Diabetes up most in Turkey among European countries

Published 08.04.2016 00:37
Updated 08.04.2016 00:38
Diabetes up most in Turkey among European countries

In a new report on diabetes, the U.N. World Health Organization (WHO) called for stepped-up measures to reduce risk factors for diabetes and improve treatment and care that has ballooned in recent years alongside an increase in obesity rates. The WHO said 8.5 percent of the world population had diabetes two years ago, up from 108 million, or 4.7 percent, in 1980.

According to the Turkish Diabetes Foundation, 15 percent of Turkey's adult population has diabetes and the number of patients with diabetes is significantly increasing, BBC Turkish reported. Professor Mehmet Temel Yılmaz of the Turkish Diabetes Foundation told BBC Turkish that the number of patients with diabetes has risen 100 percent in the last 10 years, increasing from 7.6 percent to 13.4 percent. He also said that many people are not aware that they have diabetes. Among European countries, the prevalence of diabetes is expanding in Turkey the most.
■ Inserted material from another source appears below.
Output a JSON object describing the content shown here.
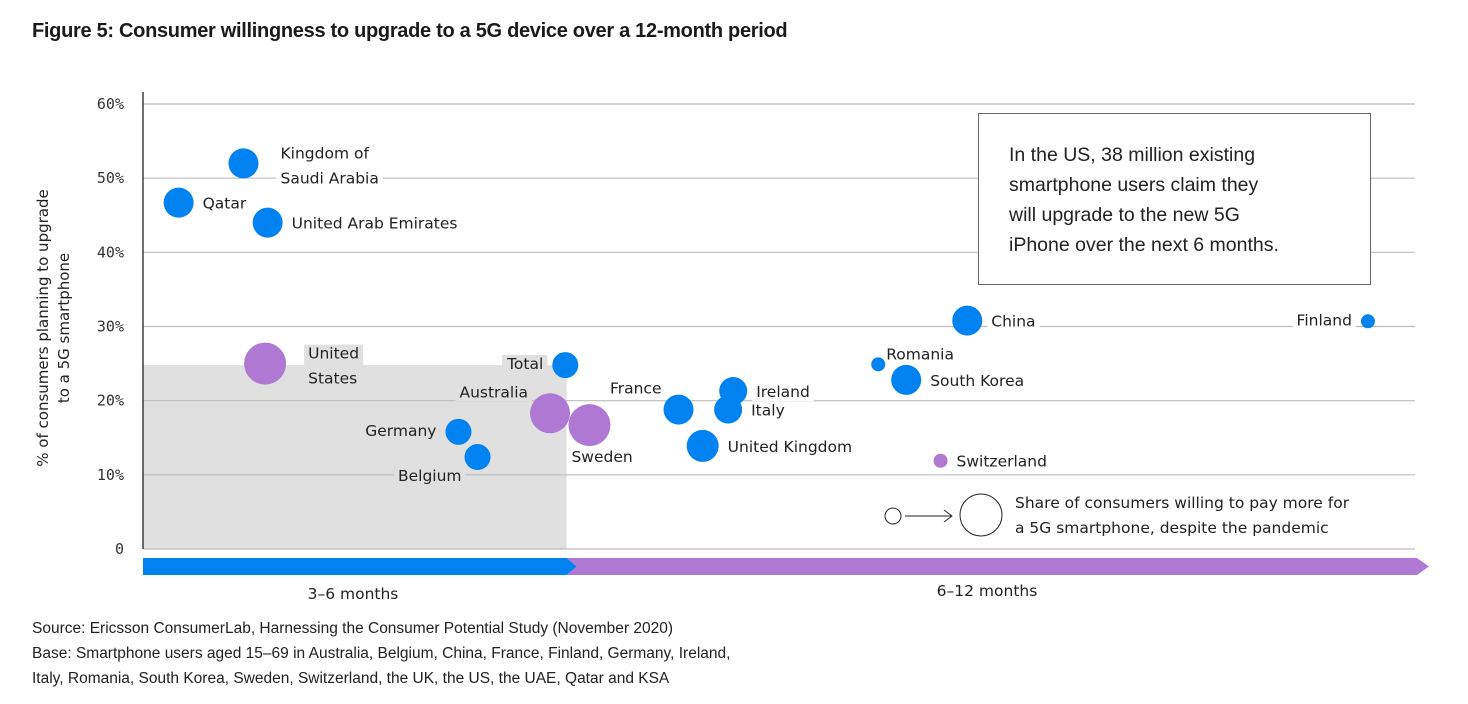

On Wednesday, WHO Director-General Margaret Chan said: "We need to rethink our daily lives: to eat healthily, be physically active and avoid excessive weight gain."

The Geneva-based agency blamed growing consumption of food and beverages high in sugar. Diabetes increased around the world, but affects lower- and middle-income people more often than wealthier people. The rates raised most in Africa, the Middle East and Asia with the Eastern Mediterranean region more than doubling its prevalence to 13.7 percent of the population, the only region in the world with a double-digit percentage.

Diabetes is a chronic condition in which the body either does not make enough insulin to break down the sugar in foods or uses insulin inefficiently. It can cause early death or serious complications like blindness, stroke, kidney disease or heart disease.

In the "Global Report on Diabetes" released Wednesday, the WHO says diabetes caused 1.5 million deaths in 2012, and another 2.2 million deaths were caused by higher-than-optimal blood glucose levels, by increasing the risks of cardiovascular and other diseases.